Description: The Tiger rockfish (Sebastes negrocinctus), named for its striped body, varies in color from pinkish-red to brown, with five or more dark vertical bars. Dark bars also radiate from each eye. The large mouth is bordered with pink lips. The dorsal and anal fins are mildly venomous.
Size: The body is large; maximum length is approximately 24 inches (61 cm) and weight can be up to five pounds (2.3 kg). The large impressive body has thirteen defensive dorsal spines.
Behavior: It is quite territorial and solitary, preferring to hide in rocky crevices and caves, and will aggressively defend its space.
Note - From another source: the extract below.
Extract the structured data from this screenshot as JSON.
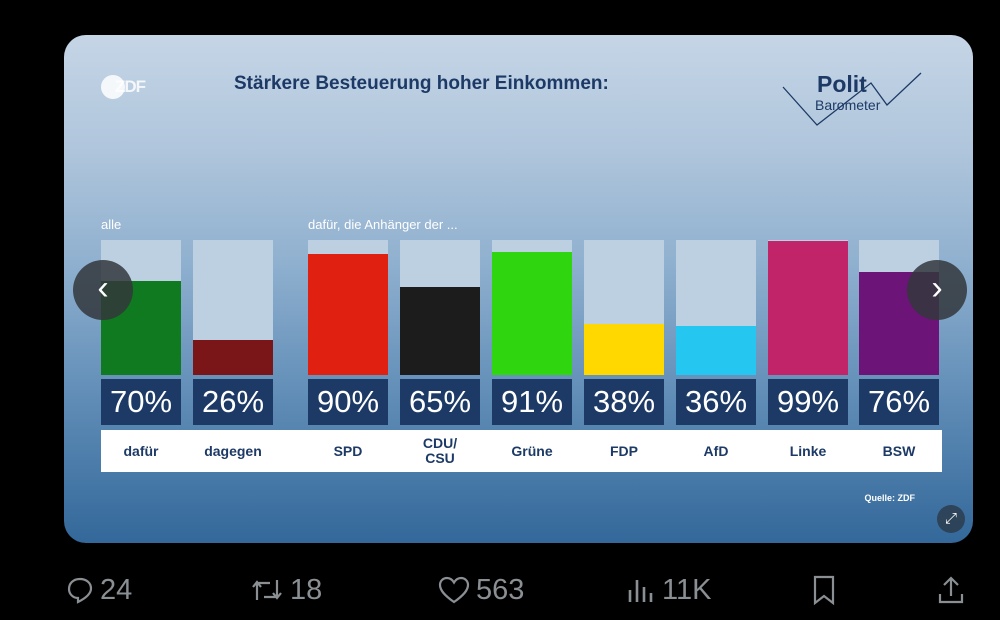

It can quickly change color if disturbed.
Diet: It feeds on other fish and crustaceans.
Reproduction: This species is viviparous (internal fertilization); bearing live young. They remain in larval stage for approximately two months, then move to the bottom as juveniles. Sexual maturity is based on size; it is believed that females vary between 11-18 inches (27.9-45.7 cm) and males 14-19 inches (35.6-48.3 cm). This means that this slow-growing species may not reach sexual maturity until eight years of age or older – if they survive that long.
Habitat/range: The Tiger rockfish is found in rocky reef habitats at depths between 32 to 820 feet (9.8- 250 m) from the Gulf of Alaska to southern California.
Status: IUCN – Not Evaluated. This is a commercial and sport fishing species.